Some importers of West Mexican fruits and vegetables think that while the recession isn’t really over yet, the economy is better enough that customers will demand more organic produce this year.
After a down year in 2009, thanks to the worldwide recession, 2010 is looking up for the organic greenhouse vegetable program of Guadalajara, Mexico-based Divemex SA, said Kevin Batt, greenhouse category manager for Vancouver, British Columbia-based The Oppenheimer Group, which does marketing for Divemex.
The category isn’t expanding at its pre-recession pace, Batt said, but at least it seems to have halted its temporary slide.
“A lot of retailers who backed off last year are starting to integrate it back in,” he said.
“It’s not the same growth rate as before, but they’re realizing they can’t do without it.”
Organic bell peppers seem to attract more demand than other vegetable products, Batt said, though this year, Mexican bells, especially on the East Coast, will have to contend with higher volumes of organic bells from Israel, he said.
Nogales-based Farmer’s Best International LLC expects to see a boost in its organic Mexican mango program this spring mirroring the overall growth of the company’s mango category, said Rick Burkett, a salesman for the company.

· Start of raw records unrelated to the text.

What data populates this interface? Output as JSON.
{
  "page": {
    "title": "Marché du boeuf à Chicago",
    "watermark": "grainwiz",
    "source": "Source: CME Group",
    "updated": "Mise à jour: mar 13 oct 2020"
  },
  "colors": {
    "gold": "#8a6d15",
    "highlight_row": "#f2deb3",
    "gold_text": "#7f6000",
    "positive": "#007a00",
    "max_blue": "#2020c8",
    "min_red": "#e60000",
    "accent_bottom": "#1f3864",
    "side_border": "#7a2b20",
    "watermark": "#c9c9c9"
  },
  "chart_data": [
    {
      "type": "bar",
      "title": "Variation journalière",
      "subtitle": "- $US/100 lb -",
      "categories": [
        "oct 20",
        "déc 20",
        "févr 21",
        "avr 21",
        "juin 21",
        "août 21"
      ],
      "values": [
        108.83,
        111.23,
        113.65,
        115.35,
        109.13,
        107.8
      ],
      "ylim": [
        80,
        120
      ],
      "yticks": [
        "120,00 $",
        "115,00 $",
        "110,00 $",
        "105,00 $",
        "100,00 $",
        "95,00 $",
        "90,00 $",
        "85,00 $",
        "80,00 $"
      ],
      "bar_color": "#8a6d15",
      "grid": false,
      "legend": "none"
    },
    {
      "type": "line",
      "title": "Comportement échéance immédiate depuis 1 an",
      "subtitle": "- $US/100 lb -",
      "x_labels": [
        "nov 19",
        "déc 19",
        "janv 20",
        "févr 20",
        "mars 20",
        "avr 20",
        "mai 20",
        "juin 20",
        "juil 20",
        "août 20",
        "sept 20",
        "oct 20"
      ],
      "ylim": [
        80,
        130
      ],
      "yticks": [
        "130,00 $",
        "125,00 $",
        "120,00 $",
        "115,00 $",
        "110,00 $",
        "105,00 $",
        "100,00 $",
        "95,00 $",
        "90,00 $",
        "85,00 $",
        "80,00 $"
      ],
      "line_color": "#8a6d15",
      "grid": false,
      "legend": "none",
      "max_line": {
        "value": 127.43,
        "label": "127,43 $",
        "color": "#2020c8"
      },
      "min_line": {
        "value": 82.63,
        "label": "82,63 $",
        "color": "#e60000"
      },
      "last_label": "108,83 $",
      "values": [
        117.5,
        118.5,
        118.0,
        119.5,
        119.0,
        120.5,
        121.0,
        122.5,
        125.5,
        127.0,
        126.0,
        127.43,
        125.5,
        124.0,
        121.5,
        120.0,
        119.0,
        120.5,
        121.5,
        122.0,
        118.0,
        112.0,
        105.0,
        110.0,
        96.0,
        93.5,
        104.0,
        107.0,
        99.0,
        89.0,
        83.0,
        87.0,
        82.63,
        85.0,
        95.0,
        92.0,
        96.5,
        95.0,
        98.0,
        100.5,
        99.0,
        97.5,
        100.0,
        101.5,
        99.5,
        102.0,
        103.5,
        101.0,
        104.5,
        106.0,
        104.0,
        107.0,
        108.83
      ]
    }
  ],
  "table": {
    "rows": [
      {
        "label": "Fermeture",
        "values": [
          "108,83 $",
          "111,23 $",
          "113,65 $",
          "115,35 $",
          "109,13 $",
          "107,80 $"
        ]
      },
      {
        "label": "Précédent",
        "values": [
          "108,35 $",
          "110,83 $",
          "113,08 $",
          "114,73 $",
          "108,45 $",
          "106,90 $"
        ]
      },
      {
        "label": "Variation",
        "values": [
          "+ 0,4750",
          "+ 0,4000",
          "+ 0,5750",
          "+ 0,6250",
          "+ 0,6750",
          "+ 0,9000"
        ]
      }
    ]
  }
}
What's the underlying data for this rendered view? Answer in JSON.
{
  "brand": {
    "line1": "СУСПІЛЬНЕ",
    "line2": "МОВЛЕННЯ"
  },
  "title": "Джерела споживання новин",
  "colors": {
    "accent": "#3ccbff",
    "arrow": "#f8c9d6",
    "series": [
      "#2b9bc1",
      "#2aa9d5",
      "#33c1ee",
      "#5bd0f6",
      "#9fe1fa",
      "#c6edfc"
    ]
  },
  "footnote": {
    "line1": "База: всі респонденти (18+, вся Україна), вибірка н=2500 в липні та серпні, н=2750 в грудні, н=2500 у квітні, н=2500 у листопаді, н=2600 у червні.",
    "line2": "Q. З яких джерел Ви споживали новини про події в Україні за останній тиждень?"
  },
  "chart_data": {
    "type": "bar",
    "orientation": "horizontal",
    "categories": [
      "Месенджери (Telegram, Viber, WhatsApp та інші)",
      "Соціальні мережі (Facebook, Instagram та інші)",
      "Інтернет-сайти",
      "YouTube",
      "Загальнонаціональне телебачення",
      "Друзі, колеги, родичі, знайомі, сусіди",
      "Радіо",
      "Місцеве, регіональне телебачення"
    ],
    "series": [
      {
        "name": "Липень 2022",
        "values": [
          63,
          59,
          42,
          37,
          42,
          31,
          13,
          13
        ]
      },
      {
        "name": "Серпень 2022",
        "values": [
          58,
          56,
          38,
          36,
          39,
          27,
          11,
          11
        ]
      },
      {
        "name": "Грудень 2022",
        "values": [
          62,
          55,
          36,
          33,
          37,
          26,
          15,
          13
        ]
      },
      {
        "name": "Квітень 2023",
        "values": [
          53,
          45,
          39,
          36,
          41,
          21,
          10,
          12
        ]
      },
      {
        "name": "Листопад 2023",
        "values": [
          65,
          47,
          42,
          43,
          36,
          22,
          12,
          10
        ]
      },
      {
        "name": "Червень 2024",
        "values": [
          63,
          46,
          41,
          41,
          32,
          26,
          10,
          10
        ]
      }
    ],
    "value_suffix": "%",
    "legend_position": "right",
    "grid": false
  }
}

For now, at least, mangoes are the only organic fruit or vegetable commodity Farmer’s Best imports from West Mexico in the spring, Burkett said.
“In the future we may consider others, but it’s not in our immediate plans,” he said.
The Nogales office of Los Angeles-based The Giumarra Cos. expects to ship organic colored bell peppers, shade house cucumbers, Tuscan melons, honeydews and seed-less watermelons this spring from Mexico, said Nick Rendon, division sales manager.